ECLI:NL:GHSHE:2008:BF0358
Gerechtshof 's-Hertogenbosch
- Hoger beroep
- A. Zwitser
- B. Bod
- Z. Zweers-Van Vollenhoven
- Rechtspraak.nl
Aansprakelijkheid voor asbest in verkochte onroerende zaak
In deze zaak gaat het om een hoger beroep van Bavaria N.V. en Bavaria Vastgoed B.V. tegen een vonnis van de rechtbank 's-Hertogenbosch van 10 september 2003. De zaak betreft de aansprakelijkheid van de appellanten voor schade die is ontstaan door de aanwezigheid van asbesthoudend materiaal in een pand dat aan [koper] Projecten B.V. is verkocht. De rechtbank had in eerste aanleg Bavaria veroordeeld tot schadevergoeding, maar de vordering tegen Bavaria Vastgoed was afgewezen. In hoger beroep heeft Bavaria cs zeven grieven aangevoerd, terwijl [koper] incidenteel appel heeft ingesteld tegen de afwijzing van haar vordering tegen Bavaria Vastgoed.
Het hof heeft vastgesteld dat de appellanten onvoldoende feiten hebben gesteld om te concluderen dat zij op de hoogte waren van de aanwezigheid van asbest in het pand.
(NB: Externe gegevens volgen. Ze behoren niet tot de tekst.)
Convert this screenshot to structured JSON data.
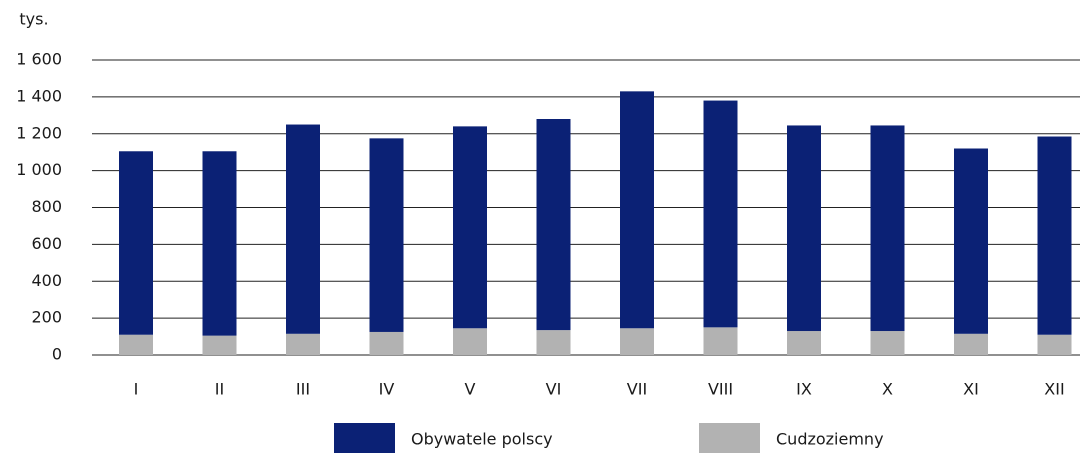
{
  "chart_data": {
    "type": "stacked_bar",
    "y_axis_label": "tys.",
    "categories": [
      "I",
      "II",
      "III",
      "IV",
      "V",
      "VI",
      "VII",
      "VIII",
      "IX",
      "X",
      "XI",
      "XII"
    ],
    "series": [
      {
        "name": "Cudzoziemny",
        "color": "#b2b2b2",
        "values": [
          110,
          105,
          115,
          125,
          145,
          135,
          145,
          150,
          130,
          130,
          115,
          110
        ]
      },
      {
        "name": "Obywatele polscy",
        "color": "#0b2175",
        "values": [
          995,
          1000,
          1135,
          1050,
          1095,
          1145,
          1285,
          1230,
          1115,
          1115,
          1005,
          1075
        ]
      }
    ],
    "ylim": [
      0,
      1600
    ],
    "yticks": [
      0,
      200,
      400,
      600,
      800,
      {
        "value": 1000,
        "label": "1 000"
      },
      {
        "value": 1200,
        "label": "1 200"
      },
      {
        "value": 1400,
        "label": "1 400"
      },
      {
        "value": 1600,
        "label": "1 600"
      }
    ],
    "grid": true
  }
}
De huurder, [caféhouder], was niet op de hoogte van de asbest en de makelaar van [koper] had de aanwezigheid van asbest niet opgemerkt. Het hof oordeelt dat het op de weg van [koper] lag om nadere feiten te stellen die zouden kunnen aantonen dat Bavaria Vastgoed op de hoogte had moeten zijn van de asbest. Het bewijsaanbod van [koper] werd gepasseerd.
Uiteindelijk heeft het hof het vonnis van de rechtbank bekrachtigd, waarbij Bavaria werd veroordeeld in de proceskosten van het principaal hoger beroep en [koper] in de kosten van het incidenteel appel. De uitspraak benadrukt de verantwoordelijkheden van verkopers met betrekking tot verborgen gebreken in onroerende zaken en de noodzaak voor kopers om adequaat onderzoek te doen naar de staat van het onroerend goed voor de aankoop.